Certains nous appelle les « enfants perdus ». Pourtant, nous ne sommes en rien perdus. Nous savons remercier en mille et une langues et sourire en silence. Nous savons où aller lorsqu’il fait sommeil et où manger lorsque les estomacs gargouillent en solo. Nous savons qu’il y a toujours une solution, même si les nuits sont froides et les repas frugaux. Nous rions de nos mésaventures et pleurons devant un coucher de soleil. Nous buvons dans le même verre et partageons nos plats de semoules lorsque d’autres ont faim. Nous n’avons perdu ni notre curiosité qui nous fait avancer, ni notre envie de rencontrer l’autre. Nous avons même conservé cet amour pour l’inconnu, ces amours de voyages qui alimentent nos souvenirs vagabonds et ce cœur d’artichaut qui se perd dans des sourires éphémères.
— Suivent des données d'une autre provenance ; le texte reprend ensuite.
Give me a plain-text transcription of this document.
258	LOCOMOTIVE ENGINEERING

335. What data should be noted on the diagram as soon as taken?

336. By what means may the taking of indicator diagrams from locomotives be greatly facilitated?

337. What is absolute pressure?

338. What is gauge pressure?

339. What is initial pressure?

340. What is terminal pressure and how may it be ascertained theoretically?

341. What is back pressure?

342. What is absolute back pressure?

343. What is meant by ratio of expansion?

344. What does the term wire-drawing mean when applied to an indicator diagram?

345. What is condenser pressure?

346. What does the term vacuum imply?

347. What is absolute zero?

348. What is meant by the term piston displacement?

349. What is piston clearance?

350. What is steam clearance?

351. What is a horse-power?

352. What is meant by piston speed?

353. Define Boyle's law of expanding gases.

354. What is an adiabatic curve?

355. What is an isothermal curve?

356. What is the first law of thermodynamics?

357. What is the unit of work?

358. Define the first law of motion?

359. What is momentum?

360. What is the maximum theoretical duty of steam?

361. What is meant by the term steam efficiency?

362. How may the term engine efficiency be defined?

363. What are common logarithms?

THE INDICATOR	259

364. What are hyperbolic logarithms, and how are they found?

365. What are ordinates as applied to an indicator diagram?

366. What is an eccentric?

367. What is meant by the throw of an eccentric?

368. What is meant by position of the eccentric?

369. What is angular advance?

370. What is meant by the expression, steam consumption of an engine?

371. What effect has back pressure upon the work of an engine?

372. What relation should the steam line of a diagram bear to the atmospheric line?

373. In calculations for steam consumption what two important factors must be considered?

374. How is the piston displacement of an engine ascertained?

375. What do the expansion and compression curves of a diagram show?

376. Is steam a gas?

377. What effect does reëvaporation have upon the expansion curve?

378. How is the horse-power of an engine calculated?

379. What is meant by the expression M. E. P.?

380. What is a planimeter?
De perdues, nous n’avons que les illusions d’un monde uniformisé, d’une société unique où le bonheur s’attend pendant 60 ans.
Pour se retrouver dans une vie de découvertes et de voyages, elle a quitté son salaire allemand à plusieurs zéros, eux ont troqué taxis et écrans connectés pour des vélos à dérailler et lui, il a appris a marcher sur les sentiers d’ailleurs. Perdus au milieu de nos privilèges, nous avons fait de notre passeport, l’un des livres les plus précieux à transporter. Comme des gommettes colorées, les tampons qui le décorent retracent les chemins empruntés par nos vies rêvées.
En nous voyant avec nos sacs toujours trop lourds, nos vélos à quatre sacoches et nos lacets dépareillés, tu as peut-être pensé que nous étions des enfants perdus. Dans un soupir incompris, tu t’es demandé pourquoi. Comment.
En nous voyant pagayer loin de ta réalité, tu nous as peut-être vus comme des enfants ridés au sourire trop bronzé et au Nord trop rêveur.
En nous voyant sourire dans un métro beaucoup trop bondé tu as compris. Derrière ta cravate toi aussi tu as souris en repensant à toutes ces années que tu as passées à te perdre sur les sentiers de mondes inconnus.
Enfants perdus, adultes déboussolés, rêveurs d’ailleurs, nous sommes celles et ceux qui font de leur vie un rêve éveillé.
Enfant oublié, adulte au chemin tracé, rêveur du dimanche, je te souhaite à toi aussi, de croquer tes rêves de bonheur, d’ici ou d’ailleurs.
Superbe texte. Le voyage, une passion pas forcément facile à vivre pour tout le monde.
Bonne route
Merci beaucoup pour ce beau commentaire.